As for my other books on the stack:
I’m still at the same place I was with the works I was reading in July; I have not made much progress with those because depression, ennui, and my attempts to stave them off by gaming way more than I ought to have bogged my efforts to read all the books on my TBR list. So my status with those titles is:
- One-third of Who Can Hold the Sea: The U.S. Navy in the Cold War, 1945-1960, by James D. Hornfischer
- One-fourth of Fire & Steel: The End of World War Two in the West, by Peter Caddick-Adams
- One-third of The Life and Times of Le Bronco von der Löwenhöhle: Stories and Tips from Thirteen Years with a Leonberger, by Thomas Wikman
- Two chapters of Star Wars: Brotherhood, by Mike Chen
In Other News
Despite my current…unhappiness, let’s say…I have been thinking about a new screenplay and I pitched the concept to my usual partner-in-crime, Juan Carlos Hernandez. I’m not going to say much about it here yet; I don’t want to jinx this script by giving too much information about it out, and I also don’t want to raise hopes or expectations about a new project, then let folks down when I don’t produce a new script.
I am happy that I have been able to give some thought to a new – and less complicated – script, and I am hopeful that I can start on the first rough draft shortly. I can’t say when I will boot up Movie Magic Screenwriter 6, which is the screenplay-specific software I use when I do write scripts, but I am hoping it will be sooner rather than later. The idea I came up with is doable, and it should be easier to do than the more politically/socially themed script I started to write last year but abandoned because the well of ideas ran dry, and – of course – my environment here is not exactly helpful to a creative individual like Yours Truly.
Aside from that, I don’t have much else to report. Life here can be summarized by the military expression Sierra Squared, Delta Squared, which means “same shit, different day” – (SS,DD). I do what I can to find joy whenever I can, of course, which is why I sometimes buy a new Star Wars collectible or play computer games, since I don’t have anyone to talk to or hang out with, either platonically or “otherwise.”
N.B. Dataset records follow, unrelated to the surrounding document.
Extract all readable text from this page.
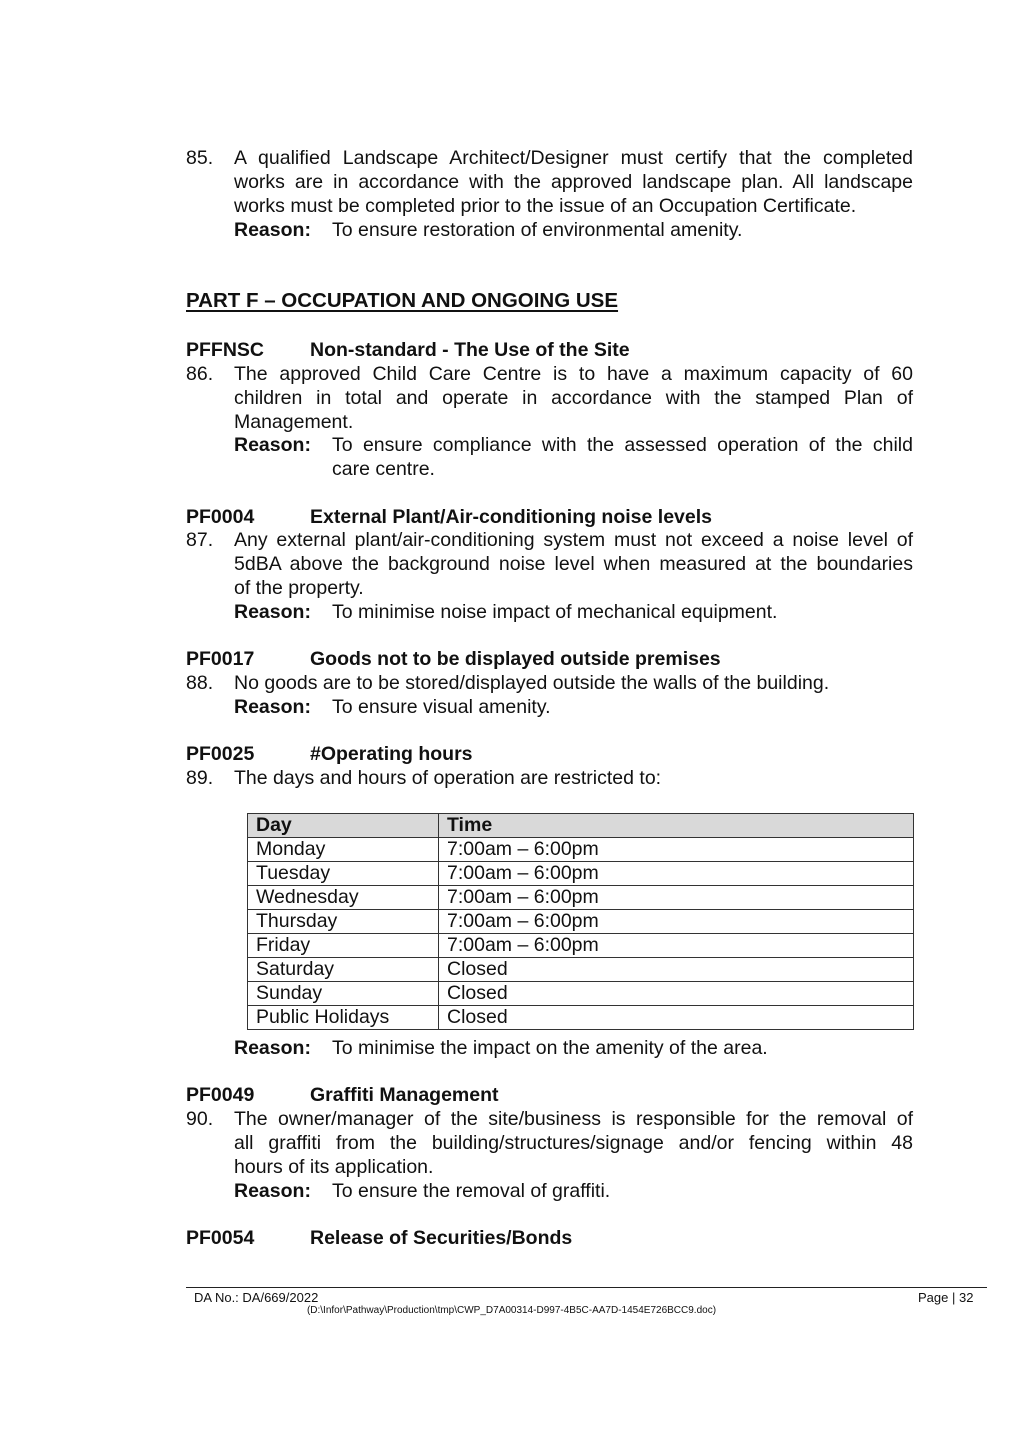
85. A qualified Landscape Architect/Designer must certify that the completed
works are in accordance with the approved landscape plan. All landscape
works must be completed prior to the issue of an Occupation Certificate.
Reason: To ensure restoration of environmental amenity.
PART F – OCCUPATION AND ONGOING USE
PFFNSC Non-standard - The Use of the Site
86. The approved Child Care Centre is to have a maximum capacity of 60
children in total and operate in accordance with the stamped Plan of
Management.
Reason: To ensure compliance with the assessed operation of the child
care centre.
PF0004	External Plant/Air-conditioning noise levels
87. Any external plant/air-conditioning system must not exceed a noise level of
5dBA above the background noise level when measured at the boundaries
of the property.
Reason: To minimise noise impact of mechanical equipment.
PF0017	Goods not to be displayed outside premises
88. No goods are to be stored/displayed outside the walls of the building.
Reason: To ensure visual amenity.
PF0025	#Operating hours
89. The days and hours of operation are restricted to:
Day	Time
Monday	7:00am – 6:00pm
Tuesday	7:00am – 6:00pm
Wednesday	7:00am – 6:00pm
Thursday	7:00am – 6:00pm
Friday	7:00am – 6:00pm
Saturday	Closed
Sunday	Closed
Public Holidays	Closed
Reason: To minimise the impact on the amenity of the area.
PF0049	Graffiti Management
90. The owner/manager of the site/business is responsible for the removal of
all graffiti from the building/structures/signage and/or fencing within 48
hours of its application.
Reason: To ensure the removal of graffiti.
PF0054	Release of Securities/Bonds
DA No.: DA/669/2022	Page | 32
(D:\Infor\Pathway\Production\tmp\CWP_D7A00314-D997-4B5C-AA7D-1454E726BCC9.doc)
On that note, I will sign off here; it’s late afternoon and I need to take a shower and change into clean street clothes, at least for a few hours anyway. So, until next time, Dear Reader, stay safe, stay healthy, and I’ll catch you on the other side of things.
 To this day, that is the gift from me to my mother that I am most proud of; you have no idea how much she loved her second-generation Kindle, which she used -sadly – for only a short time before her dementia kicked in sometime in mid-2010. In fact, her forgetting how to use the Kindle was my first clue that something was wrong with Mom’s cognitive abilities. Kindles are ridiculously simple to use, and before Mom got sick in early 2010 she had already read seven or eight books on it, so it wasn’t that it was “too hard for her to use.” She knew how to turn it on, select her books, and turn pages on the e-reader before her back surgery in late Spring of 2010; when she began her recuperation at home in June of that year, she started having trouble turning it on, and then she forgot how to turn pages. Eventually, she stopped using her Kindle, a gadget that I still have in storage.
 I suppose that’s why I lose myself playing games such as Regiments and adult-themed Acting Lessons, even though doing that too often takes time out from other things I ought to be doing. Keep in mind that less than three years ago, my personal life was a bit happier, and I went out to eat at restaurants or to the occasional movie. Now, I don’t do that.